〔NY外為〕円、109円近辺=一時2カ月ぶり円高水準(3日) 2021年08月04日 06時29分

 【ニューヨーク時事】3日のニューヨーク外国為替市場では、米長期金利の低下を受けた円買い・ドル売りが加速し、円相場は一時、5月下旬以来約2カ月ぶりに1ドル=108円台を付けた。終盤にかけては109円近辺に押し戻され、午後5時現在は108円98銭~109円08銭と、前日同時刻(109円28~38銭)比30銭の円高・ドル安。

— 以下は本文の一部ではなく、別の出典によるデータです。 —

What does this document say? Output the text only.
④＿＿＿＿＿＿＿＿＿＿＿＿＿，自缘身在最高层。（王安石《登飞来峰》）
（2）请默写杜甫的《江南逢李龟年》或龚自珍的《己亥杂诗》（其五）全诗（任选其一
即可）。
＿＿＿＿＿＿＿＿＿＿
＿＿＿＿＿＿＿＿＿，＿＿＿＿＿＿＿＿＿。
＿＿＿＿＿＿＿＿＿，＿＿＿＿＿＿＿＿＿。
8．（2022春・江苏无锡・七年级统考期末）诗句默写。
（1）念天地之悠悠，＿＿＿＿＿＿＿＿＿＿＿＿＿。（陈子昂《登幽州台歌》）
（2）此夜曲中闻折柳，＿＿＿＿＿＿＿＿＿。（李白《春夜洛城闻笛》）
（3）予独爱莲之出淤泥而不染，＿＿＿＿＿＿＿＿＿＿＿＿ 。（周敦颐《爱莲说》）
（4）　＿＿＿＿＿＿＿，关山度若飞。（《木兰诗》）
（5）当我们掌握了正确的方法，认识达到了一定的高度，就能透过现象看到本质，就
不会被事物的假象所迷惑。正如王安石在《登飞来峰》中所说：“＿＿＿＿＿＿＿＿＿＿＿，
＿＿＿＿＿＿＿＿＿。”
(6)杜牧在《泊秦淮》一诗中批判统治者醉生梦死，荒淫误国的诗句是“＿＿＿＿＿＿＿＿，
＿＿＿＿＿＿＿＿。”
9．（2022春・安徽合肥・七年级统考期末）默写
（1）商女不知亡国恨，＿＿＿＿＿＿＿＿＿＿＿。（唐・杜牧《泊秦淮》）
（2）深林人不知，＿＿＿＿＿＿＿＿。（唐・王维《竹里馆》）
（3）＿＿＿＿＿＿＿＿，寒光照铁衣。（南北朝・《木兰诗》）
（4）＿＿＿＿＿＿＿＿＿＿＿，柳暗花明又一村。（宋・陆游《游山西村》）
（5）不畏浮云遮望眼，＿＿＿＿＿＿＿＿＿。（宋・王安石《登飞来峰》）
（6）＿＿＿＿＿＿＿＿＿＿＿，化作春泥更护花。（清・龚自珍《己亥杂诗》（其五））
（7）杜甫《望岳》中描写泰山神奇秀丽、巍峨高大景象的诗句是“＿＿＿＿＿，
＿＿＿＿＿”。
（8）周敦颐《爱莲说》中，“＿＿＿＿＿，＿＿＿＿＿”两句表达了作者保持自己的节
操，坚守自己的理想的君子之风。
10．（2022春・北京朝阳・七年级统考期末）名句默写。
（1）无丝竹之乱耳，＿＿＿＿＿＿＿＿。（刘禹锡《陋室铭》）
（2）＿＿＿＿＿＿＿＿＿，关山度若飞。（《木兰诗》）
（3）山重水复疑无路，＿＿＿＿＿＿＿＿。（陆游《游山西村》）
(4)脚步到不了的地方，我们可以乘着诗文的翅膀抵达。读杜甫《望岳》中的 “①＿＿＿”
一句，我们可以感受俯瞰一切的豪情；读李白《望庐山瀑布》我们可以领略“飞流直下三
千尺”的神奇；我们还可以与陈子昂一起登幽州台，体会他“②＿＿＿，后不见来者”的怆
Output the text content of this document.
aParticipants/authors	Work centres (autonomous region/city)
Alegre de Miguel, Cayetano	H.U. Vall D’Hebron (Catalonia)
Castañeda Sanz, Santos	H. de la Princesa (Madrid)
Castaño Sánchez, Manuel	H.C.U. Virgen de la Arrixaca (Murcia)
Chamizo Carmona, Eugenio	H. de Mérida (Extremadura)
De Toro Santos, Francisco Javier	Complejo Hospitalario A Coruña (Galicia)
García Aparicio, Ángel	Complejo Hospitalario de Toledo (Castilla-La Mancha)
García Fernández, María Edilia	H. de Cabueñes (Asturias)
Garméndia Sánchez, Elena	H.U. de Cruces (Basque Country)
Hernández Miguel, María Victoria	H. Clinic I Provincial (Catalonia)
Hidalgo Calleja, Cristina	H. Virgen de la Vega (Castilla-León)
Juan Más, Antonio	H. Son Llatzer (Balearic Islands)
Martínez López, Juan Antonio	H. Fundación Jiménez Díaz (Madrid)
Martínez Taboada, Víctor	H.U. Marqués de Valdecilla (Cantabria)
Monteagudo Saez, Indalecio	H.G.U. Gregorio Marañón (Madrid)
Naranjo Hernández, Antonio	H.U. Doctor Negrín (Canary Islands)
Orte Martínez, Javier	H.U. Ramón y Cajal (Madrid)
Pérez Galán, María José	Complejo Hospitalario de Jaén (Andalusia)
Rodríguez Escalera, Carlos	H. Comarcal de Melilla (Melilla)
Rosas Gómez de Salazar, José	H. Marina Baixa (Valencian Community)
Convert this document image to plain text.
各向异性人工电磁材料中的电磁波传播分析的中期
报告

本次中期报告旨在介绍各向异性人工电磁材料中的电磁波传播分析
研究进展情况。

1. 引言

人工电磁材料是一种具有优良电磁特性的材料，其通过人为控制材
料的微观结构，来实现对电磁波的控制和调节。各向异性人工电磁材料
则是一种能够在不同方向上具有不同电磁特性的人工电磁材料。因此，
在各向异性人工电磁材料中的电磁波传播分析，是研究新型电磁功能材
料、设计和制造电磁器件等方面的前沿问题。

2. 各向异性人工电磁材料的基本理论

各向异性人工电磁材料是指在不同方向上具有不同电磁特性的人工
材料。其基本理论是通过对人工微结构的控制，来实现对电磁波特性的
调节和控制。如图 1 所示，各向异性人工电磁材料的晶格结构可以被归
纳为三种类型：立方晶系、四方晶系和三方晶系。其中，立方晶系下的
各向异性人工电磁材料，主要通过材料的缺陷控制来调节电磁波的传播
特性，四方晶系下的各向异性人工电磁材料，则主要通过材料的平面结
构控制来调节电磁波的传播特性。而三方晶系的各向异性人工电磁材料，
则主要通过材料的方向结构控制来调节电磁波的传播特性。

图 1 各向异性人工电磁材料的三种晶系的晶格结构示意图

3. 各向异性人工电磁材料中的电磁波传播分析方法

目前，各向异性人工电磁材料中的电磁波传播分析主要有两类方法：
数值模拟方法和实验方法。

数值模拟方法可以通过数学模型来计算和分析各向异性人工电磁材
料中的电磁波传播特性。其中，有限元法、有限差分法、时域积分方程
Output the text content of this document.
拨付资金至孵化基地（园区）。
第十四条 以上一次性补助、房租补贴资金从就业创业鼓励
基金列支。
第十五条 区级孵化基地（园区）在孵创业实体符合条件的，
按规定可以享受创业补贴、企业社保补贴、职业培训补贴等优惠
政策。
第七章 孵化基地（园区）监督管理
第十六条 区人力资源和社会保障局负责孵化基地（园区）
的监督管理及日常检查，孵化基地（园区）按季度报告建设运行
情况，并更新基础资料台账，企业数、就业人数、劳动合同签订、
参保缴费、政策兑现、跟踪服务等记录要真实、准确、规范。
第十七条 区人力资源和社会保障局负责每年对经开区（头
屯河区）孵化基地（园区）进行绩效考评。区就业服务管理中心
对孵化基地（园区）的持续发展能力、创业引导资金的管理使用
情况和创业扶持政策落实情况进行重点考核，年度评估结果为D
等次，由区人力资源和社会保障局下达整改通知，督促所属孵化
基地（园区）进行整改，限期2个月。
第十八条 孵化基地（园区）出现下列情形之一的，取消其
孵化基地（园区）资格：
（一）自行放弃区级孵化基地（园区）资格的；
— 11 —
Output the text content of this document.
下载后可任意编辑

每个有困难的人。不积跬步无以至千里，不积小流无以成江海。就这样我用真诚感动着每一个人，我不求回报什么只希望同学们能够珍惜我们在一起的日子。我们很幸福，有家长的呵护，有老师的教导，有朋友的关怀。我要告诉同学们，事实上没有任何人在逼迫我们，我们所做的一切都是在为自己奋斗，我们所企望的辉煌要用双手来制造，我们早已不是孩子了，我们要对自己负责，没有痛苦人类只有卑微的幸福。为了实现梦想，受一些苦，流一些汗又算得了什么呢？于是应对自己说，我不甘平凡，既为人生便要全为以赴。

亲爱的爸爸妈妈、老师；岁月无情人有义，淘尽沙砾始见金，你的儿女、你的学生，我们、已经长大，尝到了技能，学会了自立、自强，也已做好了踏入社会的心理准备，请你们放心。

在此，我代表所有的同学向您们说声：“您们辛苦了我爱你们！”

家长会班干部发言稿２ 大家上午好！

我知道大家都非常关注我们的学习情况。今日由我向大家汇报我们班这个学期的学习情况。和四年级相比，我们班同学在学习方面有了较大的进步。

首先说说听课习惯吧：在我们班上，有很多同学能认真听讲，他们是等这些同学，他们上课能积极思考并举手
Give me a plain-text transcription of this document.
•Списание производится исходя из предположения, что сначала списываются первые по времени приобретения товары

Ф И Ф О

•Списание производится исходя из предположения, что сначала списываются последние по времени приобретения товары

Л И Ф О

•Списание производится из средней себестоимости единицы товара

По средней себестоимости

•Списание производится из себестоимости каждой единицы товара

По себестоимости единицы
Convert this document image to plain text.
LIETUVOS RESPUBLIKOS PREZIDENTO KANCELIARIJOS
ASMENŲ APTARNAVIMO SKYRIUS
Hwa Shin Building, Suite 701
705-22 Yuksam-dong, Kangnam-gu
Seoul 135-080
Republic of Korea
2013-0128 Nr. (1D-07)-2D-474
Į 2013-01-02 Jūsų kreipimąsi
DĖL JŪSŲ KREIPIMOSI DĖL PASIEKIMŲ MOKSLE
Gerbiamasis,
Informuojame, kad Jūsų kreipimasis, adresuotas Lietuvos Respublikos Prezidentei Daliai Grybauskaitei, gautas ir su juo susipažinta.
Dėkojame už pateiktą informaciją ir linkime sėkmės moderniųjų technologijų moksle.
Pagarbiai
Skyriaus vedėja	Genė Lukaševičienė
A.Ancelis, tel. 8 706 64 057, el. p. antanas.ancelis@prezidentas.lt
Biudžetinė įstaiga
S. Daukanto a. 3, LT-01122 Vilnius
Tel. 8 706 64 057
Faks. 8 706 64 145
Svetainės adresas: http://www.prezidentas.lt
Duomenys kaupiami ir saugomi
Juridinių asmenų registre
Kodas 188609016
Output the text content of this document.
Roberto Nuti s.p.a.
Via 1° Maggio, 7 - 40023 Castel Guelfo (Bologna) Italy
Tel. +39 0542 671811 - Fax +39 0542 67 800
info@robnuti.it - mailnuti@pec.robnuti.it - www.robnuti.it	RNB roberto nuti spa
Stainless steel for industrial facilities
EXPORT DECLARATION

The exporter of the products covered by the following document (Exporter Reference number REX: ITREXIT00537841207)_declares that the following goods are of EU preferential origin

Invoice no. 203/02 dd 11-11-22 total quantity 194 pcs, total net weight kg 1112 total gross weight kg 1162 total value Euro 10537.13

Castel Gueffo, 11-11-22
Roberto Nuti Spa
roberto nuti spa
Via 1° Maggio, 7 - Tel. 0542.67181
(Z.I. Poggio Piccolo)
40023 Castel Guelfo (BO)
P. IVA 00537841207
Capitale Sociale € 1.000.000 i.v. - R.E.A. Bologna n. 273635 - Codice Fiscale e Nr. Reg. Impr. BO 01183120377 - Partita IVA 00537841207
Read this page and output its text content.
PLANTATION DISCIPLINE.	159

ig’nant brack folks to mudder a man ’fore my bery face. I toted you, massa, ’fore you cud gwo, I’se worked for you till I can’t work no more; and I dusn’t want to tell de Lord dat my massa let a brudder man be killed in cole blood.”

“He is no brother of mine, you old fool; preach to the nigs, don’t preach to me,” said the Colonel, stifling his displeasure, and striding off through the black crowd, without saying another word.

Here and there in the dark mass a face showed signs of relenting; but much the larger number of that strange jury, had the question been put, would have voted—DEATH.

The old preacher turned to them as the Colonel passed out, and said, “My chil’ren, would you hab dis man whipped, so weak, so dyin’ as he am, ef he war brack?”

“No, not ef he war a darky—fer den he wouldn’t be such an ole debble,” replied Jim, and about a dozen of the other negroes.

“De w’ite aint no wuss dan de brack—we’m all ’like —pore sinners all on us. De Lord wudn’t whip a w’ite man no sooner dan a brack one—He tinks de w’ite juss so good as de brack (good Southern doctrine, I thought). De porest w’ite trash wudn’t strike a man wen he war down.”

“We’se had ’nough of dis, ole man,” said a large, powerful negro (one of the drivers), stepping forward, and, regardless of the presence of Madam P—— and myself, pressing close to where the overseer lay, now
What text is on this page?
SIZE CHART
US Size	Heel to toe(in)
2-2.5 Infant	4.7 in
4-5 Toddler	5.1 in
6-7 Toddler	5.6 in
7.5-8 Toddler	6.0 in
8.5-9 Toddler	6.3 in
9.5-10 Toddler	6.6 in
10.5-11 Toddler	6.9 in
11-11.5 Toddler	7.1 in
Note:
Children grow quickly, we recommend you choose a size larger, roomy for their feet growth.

 感染力が強い新型コロナウイルスの変異株拡大をめぐる懸念から長期金利が低下する中、円は朝方に一時108円88銭まで買い進まれた。ただ、その後、米商務省が発表した6月の米製造業受注は前月比1.5%増と、市場予想(1.0%増=ロイター通信調べ)を上回る内容。長期金利は下げ止まり、これをきっかけにドル売りの勢いが弱まり、円は109円台に押し戻された。
 米サプライ管理協会(ISM)サービス業景況指数、米雇用統計の発表を週内に控え、様子見ムードが広がっており、円相場は取引後半、狭いレンジを浮動した。米連邦準備制度理事会(FRB)は量的緩和の縮小を始める条件として、雇用と物価が目標の達成に向けて「一段と大きく前進」することを挙げており、雇用情勢を見極めたいとの思惑から積極的なポジション形成を避ける向きが多かったもようだ。
 ユーロは同時刻現在、対ドルで1ユーロ=1.1859~1869ドル(前日午後5時は1.1866~1876ドル)、対円では同129円34~44銭(同129円67~77銭)と、33銭の円高・ユーロ安。